Flash-Circuit
Though I thoroughly enjoy reading them, I’ve come to realize that short stories—that form beloved by fiction writers—just aren’t for me. Years ago, before I knew much about structuring short fiction, I wrote vignettes/flash-fiction/list stories (i.e., stories under 2,000 words) without knowing that was what those forms were called. I liked the associations and abstractions I could play around with in those forms. Now, after years of trying to make my short fiction fit into a traditional story format, and suffering through workshops in which others tried to make my scenic/descriptive/abstract stories conform to that traditional format, I’ve decided to shed the idea that these alternate forms are somehow not “real” fiction and I’m once again experimenting again with list stories and vignettes. And, I have to say, it’s so much GD-fun.
I’ve got the beginnings of a few vignette-y pieces on my desktop and while they marinate, I started looking around at the current crop of short-short fiction journals. Poets and Writers lists journals that accept flash fiction, but I’ve also been checking out journals and website devoted to flash fiction entirely.
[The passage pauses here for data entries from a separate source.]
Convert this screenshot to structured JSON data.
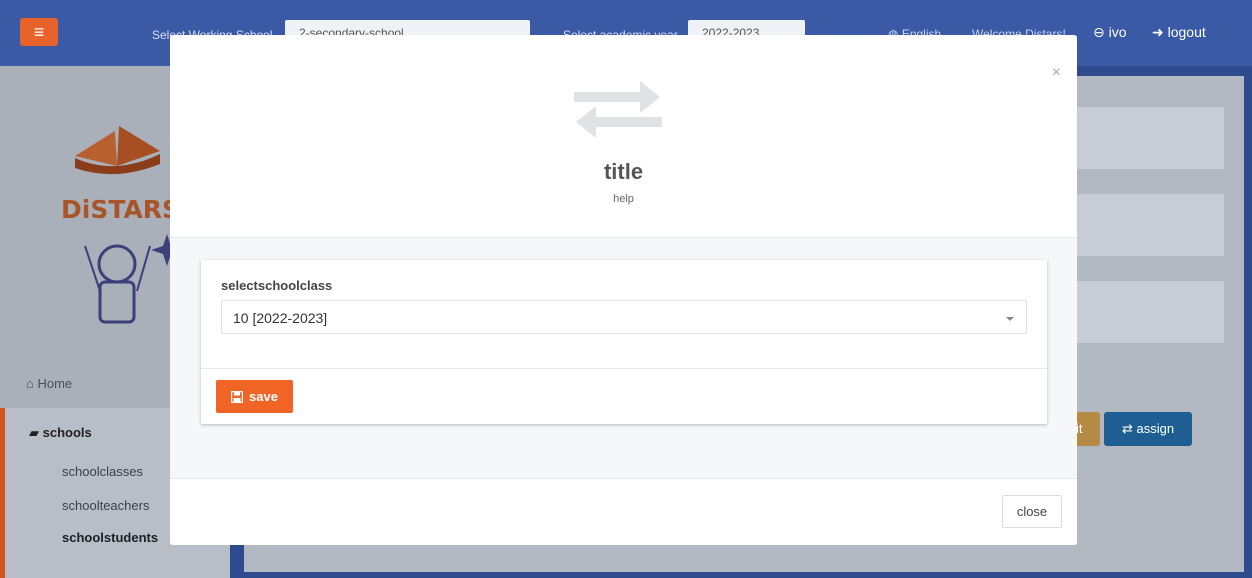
{
  "topbar": {
    "working_school_label": "Select Working School",
    "working_school_value": "2-secondary-school",
    "academic_year_label": "Select academic year",
    "academic_year_value": "2022-2023",
    "language": "English",
    "welcome": "Welcome Distars!",
    "user": "ivo",
    "logout": "logout"
  },
  "sidebar": {
    "brand": "DiSTARS",
    "home": "Home",
    "schools": "schools",
    "sub_items": [
      "schoolclasses",
      "schoolteachers",
      "schoolstudents"
    ]
  },
  "background": {
    "edit_button": "edit",
    "assign_button": "assign"
  },
  "modal": {
    "title": "title",
    "help": "help",
    "field_label": "selectschoolclass",
    "selected_class": "10 [2022-2023]",
    "save_label": "save",
    "close_label": "close",
    "close_x": "×"
  },
  "colors": {
    "accent": "#f06426",
    "primary": "#1f6fb0",
    "topbar": "#3b5aa6"
  }
}
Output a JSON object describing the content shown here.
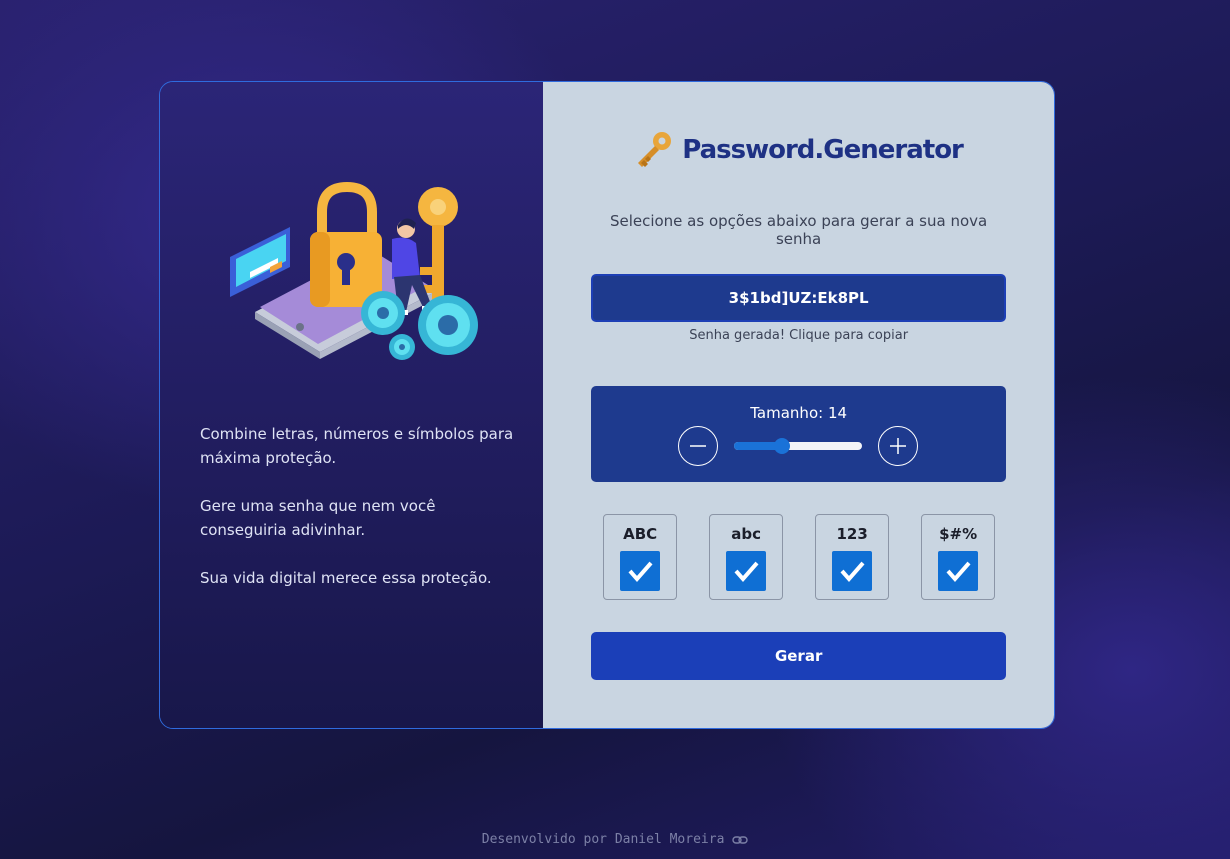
{
  "brand": {
    "title": "Password.Generator",
    "icon": "key-icon"
  },
  "left_panel": {
    "illustration": "security-illustration",
    "paragraphs": [
      "Combine letras, números e símbolos para máxima proteção.",
      "Gere uma senha que nem você conseguiria adivinhar.",
      "Sua vida digital merece essa proteção."
    ]
  },
  "main": {
    "subtitle": "Selecione as opções abaixo para gerar a sua nova senha",
    "password": "3$1bd]UZ:Ek8PL",
    "copy_hint": "Senha gerada! Clique para copiar",
    "size": {
      "label": "Tamanho: 14",
      "value": 14,
      "slider_fraction": 0.37
    },
    "options": [
      {
        "label": "ABC",
        "checked": true
      },
      {
        "label": "abc",
        "checked": true
      },
      {
        "label": "123",
        "checked": true
      },
      {
        "label": "$#%",
        "checked": true
      }
    ],
    "generate_label": "Gerar"
  },
  "footer": {
    "text": "Desenvolvido por Daniel Moreira",
    "icon": "link-icon"
  },
  "colors": {
    "accent": "#1e3a8e",
    "button": "#1b3fb8",
    "checkbox": "#0f6fd4",
    "panel_bg": "#c9d5e1",
    "title": "#1e3184"
  }
}
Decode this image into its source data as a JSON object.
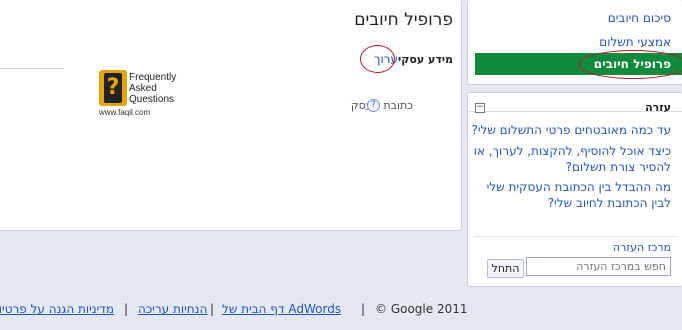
{
  "main": {
    "page_title": "פרופיל חיובים",
    "section_title": "מידע עסקי",
    "edit_link": "ערוך",
    "field_label": "כתובת העסק",
    "help_icon": "?",
    "faq_logo": {
      "line1": "Frequently",
      "line2": "Asked",
      "line3": "Questions",
      "url": "www.faqil.com",
      "mark": "?"
    }
  },
  "nav": {
    "items": [
      {
        "label": "סיכום חיובים"
      },
      {
        "label": "אמצעי תשלום"
      },
      {
        "label": "פרופיל חיובים",
        "active": true
      }
    ]
  },
  "help": {
    "title": "עזרה",
    "collapse_symbol": "−",
    "links": [
      "עד כמה מאובטחים פרטי התשלום שלי?",
      "כיצד אוכל להוסיף, להקצות, לערוך, או להסיר צורת תשלום?",
      "מה ההבדל בין הכתובת העסקית שלי לבין הכתובת לחיוב שלי?"
    ],
    "center_link": "מרכז העזרה",
    "search_placeholder": "חפש במרכז העזרה",
    "go_button": "התחל"
  },
  "footer": {
    "copyright": "© Google 2011",
    "links": [
      "דף הבית של AdWords",
      "הנחיות עריכה",
      "מדיניות הגנה על פרטיות"
    ]
  },
  "colors": {
    "accent_green": "#128a3e",
    "link_blue": "#2255bb",
    "annotation_red": "#b11c2a"
  }
}
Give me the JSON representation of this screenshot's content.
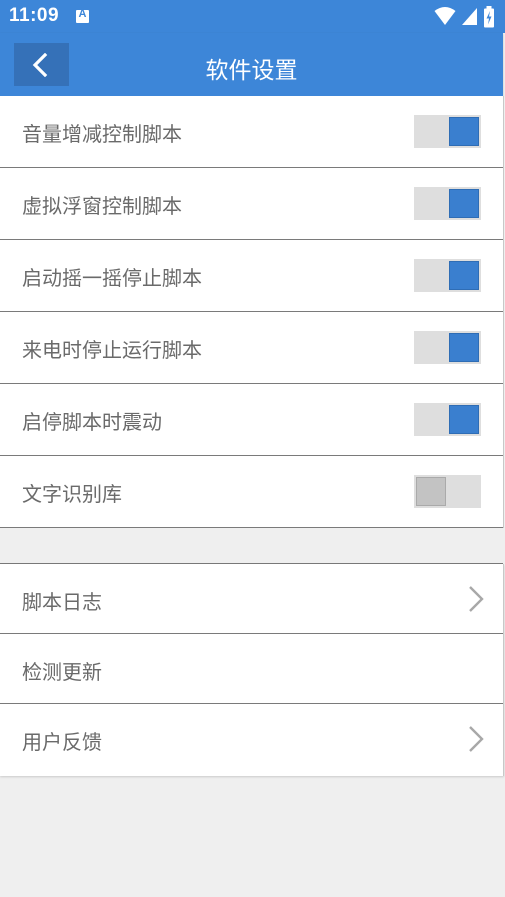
{
  "status": {
    "time": "11:09",
    "notif_letter": "A"
  },
  "header": {
    "title": "软件设置"
  },
  "settings": [
    {
      "label": "音量增减控制脚本",
      "on": true
    },
    {
      "label": "虚拟浮窗控制脚本",
      "on": true
    },
    {
      "label": "启动摇一摇停止脚本",
      "on": true
    },
    {
      "label": "来电时停止运行脚本",
      "on": true
    },
    {
      "label": "启停脚本时震动",
      "on": true
    },
    {
      "label": "文字识别库",
      "on": false
    }
  ],
  "nav": [
    {
      "label": "脚本日志",
      "chevron": true
    },
    {
      "label": "检测更新",
      "chevron": false
    },
    {
      "label": "用户反馈",
      "chevron": true
    }
  ],
  "colors": {
    "accent": "#3d86d8",
    "toggle_on": "#3a7fcf",
    "toggle_off": "#c3c3c3"
  },
  "icons": {
    "back": "chevron-left-icon",
    "wifi": "wifi-icon",
    "signal": "signal-icon",
    "battery": "battery-charging-icon"
  }
}
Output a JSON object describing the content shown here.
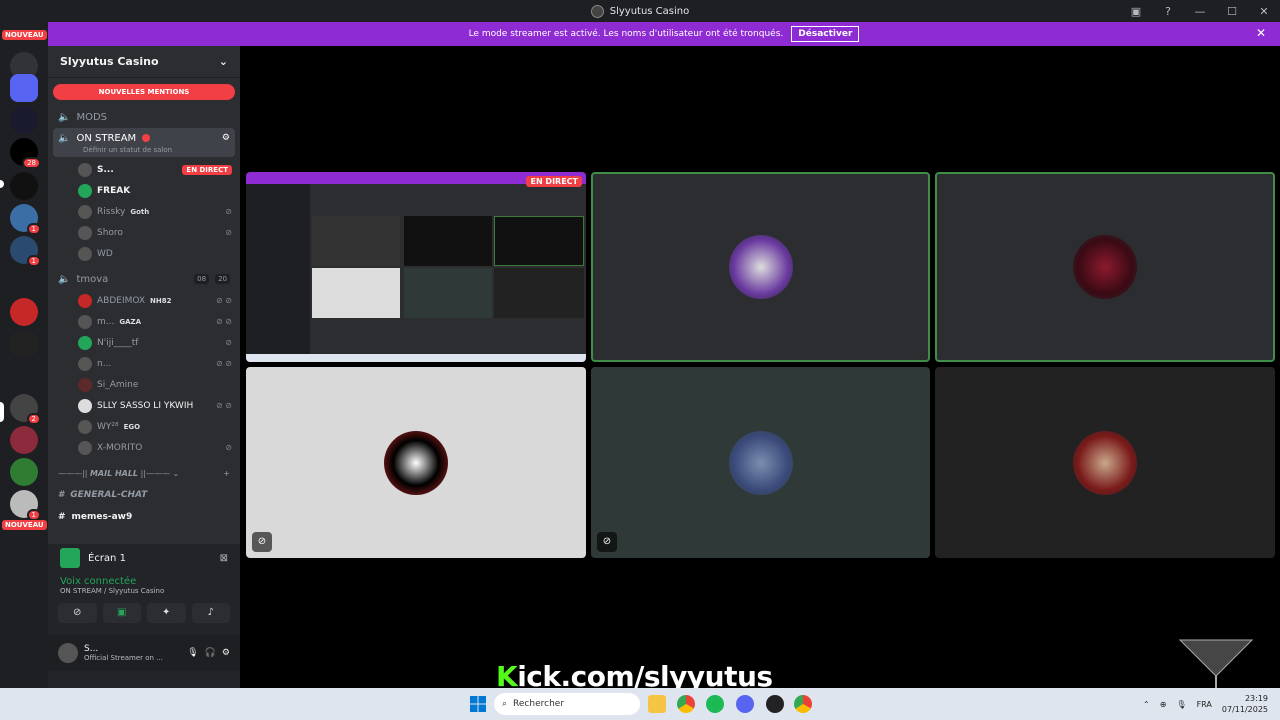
{
  "window": {
    "title": "Slyyutus Casino",
    "controls": [
      "—",
      "☐",
      "✕"
    ]
  },
  "banner": {
    "text": "Le mode streamer est activé. Les noms d'utilisateur ont été tronqués.",
    "button": "Désactiver"
  },
  "servers": {
    "new_label": "NOUVEAU",
    "badges": [
      "28",
      "1",
      "1",
      "2",
      "1"
    ]
  },
  "sidebar": {
    "guild_name": "Slyyutus Casino",
    "mentions": "NOUVELLES MENTIONS",
    "channels": {
      "mods": "MODS",
      "on_stream": "ON STREAM",
      "on_stream_status": "Définir un statut de salon",
      "tmova": "tmova",
      "tmova_counts": [
        "08",
        "20"
      ]
    },
    "on_stream_members": [
      {
        "name": "S...",
        "badge": "EN DIRECT"
      },
      {
        "name": "FREAK",
        "tag": ""
      },
      {
        "name": "Rissky",
        "tag": "Goth"
      },
      {
        "name": "Shoro",
        "tag": ""
      },
      {
        "name": "WD",
        "tag": ""
      }
    ],
    "tmova_members": [
      {
        "name": "ABDEIMOX",
        "tag": "NH82"
      },
      {
        "name": "m...",
        "tag": "GAZA"
      },
      {
        "name": "N'iji____tf",
        "tag": ""
      },
      {
        "name": "n...",
        "tag": ""
      },
      {
        "name": "Si_Amine",
        "tag": ""
      },
      {
        "name": "SLLY SASSO LI YKWIH",
        "tag": ""
      },
      {
        "name": "WY²⁸",
        "tag": "EGO"
      },
      {
        "name": "X-MORITO",
        "tag": ""
      }
    ],
    "category": "MAIL HALL",
    "text_channels": [
      "GENERAL-CHAT",
      "memes-aw9"
    ]
  },
  "panel": {
    "screen_label": "Écran 1",
    "voice_status": "Voix connectée",
    "voice_sub": "ON STREAM / Slyyutus Casino",
    "user_name": "S...",
    "user_status": "Official Streamer on ..."
  },
  "stage": {
    "live_label": "EN DIRECT"
  },
  "overlay": {
    "kick_k": "K",
    "kick_rest": "ick.com/slyyutus"
  },
  "taskbar": {
    "search": "Rechercher",
    "lang": "FRA",
    "time": "23:19",
    "date": "07/11/2025"
  },
  "colors": {
    "accent_green": "#23a55a",
    "live_red": "#f23f43",
    "banner_purple": "#8e2bd3",
    "kick_green": "#53fc18"
  }
}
Among my favorite discoveries so far are Flashquake, a quarterly with the mission: “Words are meant to enlighten and to inspire.” and Six Sentences, which is exactly what it sounds like. There is also 3a.m., Vestal (“the longest running flash fiction magazine in the world”), and Freight Stories. I haven’t yet had a chance to delve fully into Double Room Journal, but am compelled by the fact that it’s both prose poetry and flash fiction, (the form that comes most naturally to me).
But my favorite by far was been Wigleaf, recommended to me by friend/novelist/writing teacher Susannah Felts, who has impeccable taste in pretty much everything. Read this one by Ellen Birkett Morris or this one by Delaney Nolan and you’ll be hooked too, regardless of your feelings on the short story versus flash fiction format.